Crónica de los Wapshot, John Cheever, p. 325-326
Se sentó ante el tocador y se
quitó los pendientes, las pulseras y el collar de perlas y empezó a estirarse
el pelo con el cepillo.
Moses sabía que las mujeres
pueden adquirir muchas formas; que, en las convulsiones del amor, son capaces
de adquirir el aspecto de cualquier bestia o belleza de la tierra o el mar -fuego,
cuevas, la dulzura del tiempo de la cosecha- y de proyectar en la mente, como
la luz en el agua, su más brillante imaginería, y no le preocupaba que ese don para
la metamorfosis fuera utilizado en apoyo de toda clase de intrigas venales y
mezquinas para engrandecerse. Mases había aprendido que era conveniente tener
en cuenta las actitudes que con mayor frecuencia adoptaban las mujeres que amaba,
de manera que cuando una mujer cariñosa parecía transformarse de repente, por
algún motivo que solo ella conocía, en
una solterona, él estuviera preparado para ello y no hubiese mucho peligro de
que perdiera la esperanza que sustentaba su paciencia, porque, si bien las
mujeres podían metamorfosearse a voluntad, él había descubierto que no eran
capaces de mantener esos papeles durante mucho tiempo y que, si él lograba
soportar, pacientemente, un disfraz o una destemplanza o una falsa modestia,
esta desaparecía pronto. Ahora observó los cambios que se habían producido en
su mujer de piel dorada, intentando descubrir qué papel estaba representando.

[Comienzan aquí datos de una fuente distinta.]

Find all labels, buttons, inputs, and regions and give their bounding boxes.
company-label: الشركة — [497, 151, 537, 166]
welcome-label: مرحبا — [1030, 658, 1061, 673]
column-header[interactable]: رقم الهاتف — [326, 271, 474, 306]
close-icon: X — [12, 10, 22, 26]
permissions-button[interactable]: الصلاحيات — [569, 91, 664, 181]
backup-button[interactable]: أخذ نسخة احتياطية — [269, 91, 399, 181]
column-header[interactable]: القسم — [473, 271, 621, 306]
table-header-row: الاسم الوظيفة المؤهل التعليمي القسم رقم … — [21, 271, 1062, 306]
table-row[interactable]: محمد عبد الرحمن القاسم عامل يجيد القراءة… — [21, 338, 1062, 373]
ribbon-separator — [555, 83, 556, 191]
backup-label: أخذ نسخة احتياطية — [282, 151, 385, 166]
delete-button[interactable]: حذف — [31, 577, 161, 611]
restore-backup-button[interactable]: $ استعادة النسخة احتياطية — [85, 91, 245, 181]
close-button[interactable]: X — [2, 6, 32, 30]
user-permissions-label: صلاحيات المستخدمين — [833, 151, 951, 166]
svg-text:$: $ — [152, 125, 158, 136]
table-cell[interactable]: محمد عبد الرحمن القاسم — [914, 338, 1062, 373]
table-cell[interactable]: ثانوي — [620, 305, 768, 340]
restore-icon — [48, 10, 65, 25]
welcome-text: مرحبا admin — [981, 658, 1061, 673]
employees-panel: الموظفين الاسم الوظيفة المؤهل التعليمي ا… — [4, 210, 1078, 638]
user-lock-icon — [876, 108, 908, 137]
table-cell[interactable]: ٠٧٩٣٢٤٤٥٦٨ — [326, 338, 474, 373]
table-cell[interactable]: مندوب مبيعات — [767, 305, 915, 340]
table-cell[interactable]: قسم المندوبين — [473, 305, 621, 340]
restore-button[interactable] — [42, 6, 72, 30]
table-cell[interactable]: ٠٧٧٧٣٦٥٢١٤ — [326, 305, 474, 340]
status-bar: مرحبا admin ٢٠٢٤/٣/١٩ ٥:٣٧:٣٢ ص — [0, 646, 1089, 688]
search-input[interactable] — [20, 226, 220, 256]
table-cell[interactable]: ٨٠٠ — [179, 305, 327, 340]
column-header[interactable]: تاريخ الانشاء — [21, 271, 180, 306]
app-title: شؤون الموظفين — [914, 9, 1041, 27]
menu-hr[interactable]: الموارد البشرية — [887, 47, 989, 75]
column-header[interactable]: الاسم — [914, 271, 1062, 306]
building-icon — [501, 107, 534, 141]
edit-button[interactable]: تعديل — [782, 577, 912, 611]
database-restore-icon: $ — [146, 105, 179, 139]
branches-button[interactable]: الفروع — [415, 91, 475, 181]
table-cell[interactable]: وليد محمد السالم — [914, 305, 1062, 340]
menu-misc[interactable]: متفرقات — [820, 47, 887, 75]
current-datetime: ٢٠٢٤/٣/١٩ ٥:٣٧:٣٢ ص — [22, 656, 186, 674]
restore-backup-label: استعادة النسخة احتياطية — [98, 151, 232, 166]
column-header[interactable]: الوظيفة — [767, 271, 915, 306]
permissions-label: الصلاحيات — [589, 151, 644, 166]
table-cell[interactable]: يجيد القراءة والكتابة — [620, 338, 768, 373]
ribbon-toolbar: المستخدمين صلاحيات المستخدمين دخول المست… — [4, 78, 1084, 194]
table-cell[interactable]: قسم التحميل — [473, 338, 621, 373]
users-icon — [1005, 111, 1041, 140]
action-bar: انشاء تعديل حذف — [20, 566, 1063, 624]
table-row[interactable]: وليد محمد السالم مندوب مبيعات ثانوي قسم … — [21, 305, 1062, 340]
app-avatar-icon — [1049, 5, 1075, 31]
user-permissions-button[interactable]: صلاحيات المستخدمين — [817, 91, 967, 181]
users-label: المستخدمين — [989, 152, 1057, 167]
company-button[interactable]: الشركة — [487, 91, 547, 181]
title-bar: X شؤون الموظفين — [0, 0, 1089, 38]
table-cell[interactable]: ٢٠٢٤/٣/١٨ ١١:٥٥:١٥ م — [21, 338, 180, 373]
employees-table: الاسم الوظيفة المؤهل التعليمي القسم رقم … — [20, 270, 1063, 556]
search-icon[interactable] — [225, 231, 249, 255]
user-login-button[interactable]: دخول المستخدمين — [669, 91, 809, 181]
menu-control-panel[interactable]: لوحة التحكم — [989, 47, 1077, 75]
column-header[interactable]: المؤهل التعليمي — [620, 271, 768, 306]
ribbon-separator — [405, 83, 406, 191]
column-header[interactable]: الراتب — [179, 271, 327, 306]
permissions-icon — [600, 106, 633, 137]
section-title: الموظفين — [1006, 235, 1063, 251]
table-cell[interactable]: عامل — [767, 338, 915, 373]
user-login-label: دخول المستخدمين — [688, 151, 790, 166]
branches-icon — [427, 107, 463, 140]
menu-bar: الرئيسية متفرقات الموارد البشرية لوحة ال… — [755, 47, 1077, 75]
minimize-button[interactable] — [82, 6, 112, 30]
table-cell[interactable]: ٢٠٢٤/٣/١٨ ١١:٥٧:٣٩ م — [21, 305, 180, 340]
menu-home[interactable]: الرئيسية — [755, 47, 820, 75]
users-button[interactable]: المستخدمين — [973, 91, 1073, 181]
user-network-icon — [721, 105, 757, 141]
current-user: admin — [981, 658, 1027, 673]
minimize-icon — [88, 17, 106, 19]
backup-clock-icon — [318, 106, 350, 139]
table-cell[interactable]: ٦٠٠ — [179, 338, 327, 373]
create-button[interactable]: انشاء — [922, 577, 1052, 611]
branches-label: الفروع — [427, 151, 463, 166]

Representaba la castidad, una
castidad desdichada e implacable. Representaba a una solterona insatisfecha.
Ella miró despectivamente el lugar donde él había dejado caer su ropa,
apartando los ojos al mismo tiempo del punto donde él se erguía en cueros.
-Quisiera que aprendieses a
recoger tus cosas, Moses -dijo, con un sonsonete que él no reconocía.